Светлый фон

— Ну, ты идешь? — прокричали снизу.

Я не ответил. Я шагал по комнате уже медленнее. Потом, обессиленный, сел на кровать. Молчание Бруно было само по себе признанием — мы не любим говорить о своих слабостях. Но его молчание, если учесть, чем была для него эта девушка, следовало бы назвать скрытностью, а скрытность была недопустима. Она говорила о существовании другого Бруно, Бруно, имеющего свои тайны, живущего своей особой жизнью, неведомой мне, укрывшегося в своем недоверии. Ну что ж, раз он этого хочет, пусть будет так! Будем играть в молчанку. Я тоже в свое время пробовал отмолчаться, но из этой попытки ничего не вышло, зато меня научили, как брать людей измором и с язвительной улыбкой ждать, когда все само перегорит. Родительский гнев мог бы толкнуть мальчишку на какую-нибудь глупость. Поступим умнее. Одна из немногих ободряющих закономерностей жизни: если вы запасетесь терпением, люди, которых вы хотели бы устранить со своего пути, сами рано или поздно уйдут с него. Следует положиться на то, что они сами совершат непоправимые ошибки: сколько порядочных семейств избавилось таким образом от всякого рода проходимок и вертихвосток.

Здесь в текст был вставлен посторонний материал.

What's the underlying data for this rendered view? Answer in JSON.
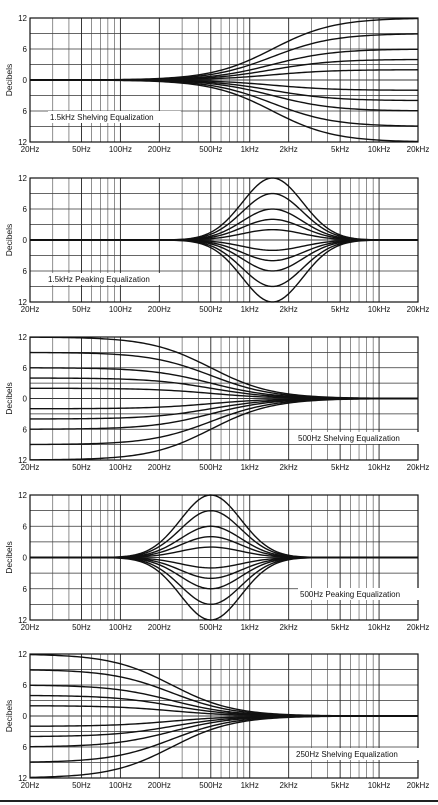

Одилия, конечно, не Луиза, но может стать ею: она на верном пути. К тому же в свои восемнадцать лет она взрослее Бруно, своего одногодка. Однажды с чисто женской проницательностью она уже сделала свой выбор, пусть очень несмело, но все-таки сделала его, отдав предпочтение не преданному, а блестящему. Глупость Бруно может, конечно, вывести из себя, но еще рано терять голову. Я поднялся, завязал халат. В эту минуту в дверь постучали.

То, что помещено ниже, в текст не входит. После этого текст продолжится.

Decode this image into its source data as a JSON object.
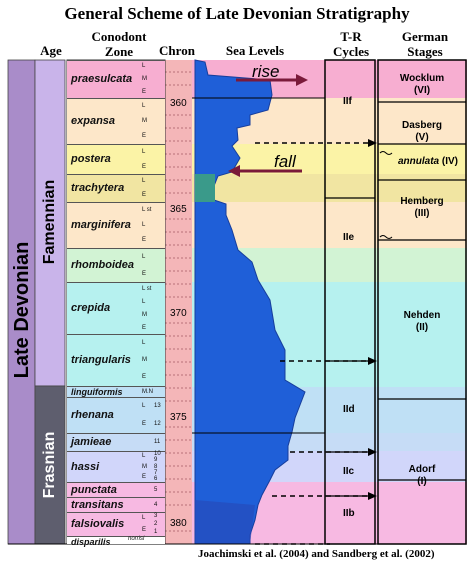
{
  "title": "General Scheme of Late Devonian Stratigraphy",
  "headers": {
    "age": "Age",
    "conodont_zone": "Conodont\nZone",
    "chron": "Chron",
    "sea_levels": "Sea Levels",
    "tr_cycles": "T-R\nCycles",
    "german_stages": "German\nStages"
  },
  "age": {
    "epoch": "Late Devonian",
    "famennian": "Famennian",
    "frasnian": "Frasnian"
  },
  "zones": [
    {
      "name": "praesulcata",
      "subs": [
        "L",
        "M",
        "E"
      ]
    },
    {
      "name": "expansa",
      "subs": [
        "L",
        "M",
        "E"
      ]
    },
    {
      "name": "postera",
      "subs": [
        "L",
        "E"
      ]
    },
    {
      "name": "trachytera",
      "subs": [
        "L",
        "E"
      ]
    },
    {
      "name": "marginifera",
      "subs": [
        "L st",
        "L",
        "E"
      ]
    },
    {
      "name": "rhomboidea",
      "subs": [
        "L",
        "E"
      ]
    },
    {
      "name": "crepida",
      "subs": [
        "L st",
        "L",
        "M",
        "E"
      ]
    },
    {
      "name": "triangularis",
      "subs": [
        "L",
        "M",
        "E"
      ]
    },
    {
      "name": "linguiformis",
      "subs": [
        "M.N"
      ]
    },
    {
      "name": "rhenana",
      "subs": [
        "L",
        "E"
      ],
      "nums": [
        "13",
        "12"
      ]
    },
    {
      "name": "jamieae",
      "subs": [],
      "nums": [
        "11"
      ]
    },
    {
      "name": "hassi",
      "subs": [
        "L",
        "M",
        "E"
      ],
      "nums": [
        "10",
        "9",
        "8",
        "7",
        "6"
      ]
    },
    {
      "name": "punctata",
      "subs": [],
      "nums": [
        "5"
      ]
    },
    {
      "name": "transitans",
      "subs": [],
      "nums": [
        "4"
      ]
    },
    {
      "name": "falsiovalis",
      "subs": [
        "L",
        "E"
      ],
      "nums": [
        "3",
        "2",
        "1"
      ]
    },
    {
      "name": "disparilis",
      "subs": []
    }
  ],
  "norrisi_label": "norrisi",
  "chron_ticks": [
    "360",
    "365",
    "370",
    "375",
    "380"
  ],
  "sea_levels": {
    "rise": "rise",
    "fall": "fall"
  },
  "tr_cycles": [
    "IIf",
    "IIe",
    "IId",
    "IIc",
    "IIb"
  ],
  "stages": [
    {
      "name": "Wocklum",
      "num": "(VI)"
    },
    {
      "name": "Dasberg",
      "num": "(V)"
    },
    {
      "name": "annulata",
      "num": "(IV)"
    },
    {
      "name": "Hemberg",
      "num": "(III)"
    },
    {
      "name": "Nehden",
      "num": "(II)"
    },
    {
      "name": "Adorf",
      "num": "(I)"
    }
  ],
  "footer": "Joachimski et al. (2004) and Sandberg et al. (2002)",
  "colors": {
    "pink": "#f7aed1",
    "yellow": "#fbf3a6",
    "peach": "#fde7c9",
    "green": "#d2f3d4",
    "cyan": "#b6f1ef",
    "lavender": "#d1d6fa",
    "lightblue": "#bfe0f5",
    "ocean": "#1f5fd8",
    "ocean_dark": "#2747b8",
    "famennian": "#c9b4ea",
    "epoch": "#a98cc9",
    "frasnian": "#5e5e6e",
    "chron": "#f4b6b8",
    "arrow": "#7a1a3a"
  }
}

— Ты не заболел? — спросил Бруно из коридора.

— Нет, заходи. Немного болит голова…

Мне захотелось посмотреть, какой у него вид.

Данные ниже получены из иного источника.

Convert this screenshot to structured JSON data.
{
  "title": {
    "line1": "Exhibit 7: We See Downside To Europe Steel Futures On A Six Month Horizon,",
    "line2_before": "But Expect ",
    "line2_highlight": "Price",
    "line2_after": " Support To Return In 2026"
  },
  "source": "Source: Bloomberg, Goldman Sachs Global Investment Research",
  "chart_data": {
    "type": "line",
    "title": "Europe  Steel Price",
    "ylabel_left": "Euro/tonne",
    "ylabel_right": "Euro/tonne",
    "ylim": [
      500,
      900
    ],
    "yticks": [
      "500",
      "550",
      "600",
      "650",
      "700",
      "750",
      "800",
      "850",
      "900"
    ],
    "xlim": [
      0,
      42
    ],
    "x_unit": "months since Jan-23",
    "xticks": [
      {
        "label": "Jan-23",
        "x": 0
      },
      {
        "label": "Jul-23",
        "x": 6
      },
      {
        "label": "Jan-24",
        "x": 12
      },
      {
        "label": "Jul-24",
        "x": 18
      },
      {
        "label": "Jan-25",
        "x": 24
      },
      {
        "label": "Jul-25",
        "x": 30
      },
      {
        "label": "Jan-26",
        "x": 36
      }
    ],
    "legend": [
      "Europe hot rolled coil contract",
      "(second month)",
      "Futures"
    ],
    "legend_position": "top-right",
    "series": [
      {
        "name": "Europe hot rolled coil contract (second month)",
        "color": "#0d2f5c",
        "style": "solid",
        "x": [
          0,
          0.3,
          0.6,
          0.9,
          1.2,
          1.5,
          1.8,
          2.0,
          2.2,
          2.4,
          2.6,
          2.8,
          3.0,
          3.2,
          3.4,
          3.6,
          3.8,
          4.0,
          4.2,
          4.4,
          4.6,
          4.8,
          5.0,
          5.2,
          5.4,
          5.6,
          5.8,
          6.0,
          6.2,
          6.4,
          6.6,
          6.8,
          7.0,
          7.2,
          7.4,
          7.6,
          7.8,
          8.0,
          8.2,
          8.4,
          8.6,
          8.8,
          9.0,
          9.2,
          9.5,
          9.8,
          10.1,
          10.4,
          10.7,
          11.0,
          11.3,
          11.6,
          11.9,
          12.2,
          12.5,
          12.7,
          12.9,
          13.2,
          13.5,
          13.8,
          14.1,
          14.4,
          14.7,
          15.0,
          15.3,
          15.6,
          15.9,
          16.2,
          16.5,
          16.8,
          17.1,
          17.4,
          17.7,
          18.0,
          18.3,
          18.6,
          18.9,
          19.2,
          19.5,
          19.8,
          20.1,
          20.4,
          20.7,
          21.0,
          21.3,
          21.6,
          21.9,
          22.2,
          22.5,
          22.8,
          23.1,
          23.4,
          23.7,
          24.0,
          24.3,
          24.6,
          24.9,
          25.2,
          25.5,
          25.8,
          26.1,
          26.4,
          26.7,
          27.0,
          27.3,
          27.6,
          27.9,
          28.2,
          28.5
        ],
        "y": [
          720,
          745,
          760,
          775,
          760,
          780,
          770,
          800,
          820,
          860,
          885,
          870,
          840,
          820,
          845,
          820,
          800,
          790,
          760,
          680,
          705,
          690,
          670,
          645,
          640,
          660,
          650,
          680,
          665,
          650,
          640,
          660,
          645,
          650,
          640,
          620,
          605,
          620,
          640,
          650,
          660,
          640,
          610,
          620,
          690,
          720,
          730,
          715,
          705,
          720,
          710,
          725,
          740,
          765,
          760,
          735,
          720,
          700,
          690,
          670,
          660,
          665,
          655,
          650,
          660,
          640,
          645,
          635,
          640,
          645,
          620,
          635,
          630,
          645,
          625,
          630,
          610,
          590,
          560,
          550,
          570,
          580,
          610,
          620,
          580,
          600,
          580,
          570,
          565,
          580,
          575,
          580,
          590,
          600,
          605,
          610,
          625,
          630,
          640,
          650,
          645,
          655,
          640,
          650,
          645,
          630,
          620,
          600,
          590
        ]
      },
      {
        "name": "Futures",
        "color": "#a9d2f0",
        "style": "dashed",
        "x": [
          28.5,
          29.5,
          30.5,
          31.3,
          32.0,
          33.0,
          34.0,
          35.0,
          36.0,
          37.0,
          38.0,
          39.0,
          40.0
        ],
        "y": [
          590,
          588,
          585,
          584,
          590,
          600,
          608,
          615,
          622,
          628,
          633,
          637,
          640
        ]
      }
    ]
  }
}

— Тебе же говорили, что надо следить за печенью, — продолжал Бруно, открыв дверь.

Он подставил мне выбритую щеку. Я прикоснулся к ней губами. Он показался мне серьезным. Идиотски серьезным. Я мысленно обрушил на него целую литанию ругательств: дубина, осел, болван, остолоп, недотепа, простофиля, бестолочь, дурак! Дела его шли неважно, тем лучше для него! С кислым видом я спустился вниз.

— Луиза только что легла, — сказала Лора, сделав знак глазами.

— Невинность изменила свои часы, — ответил мосье Астен.

Я высвободил штанину из зубов Кашу, щенка, заменившего нам умершую от старости Джепи, который вот уже месяц своими проворными лапами пачкал все наши ковры. На столе лежала приготовленная, видимо на закуску, колбаса, напоминавшая гири старинных часов. Машинально я схватил ее и острым ножом с ожесточением разрезал по крайней мере на двадцать пять кусков.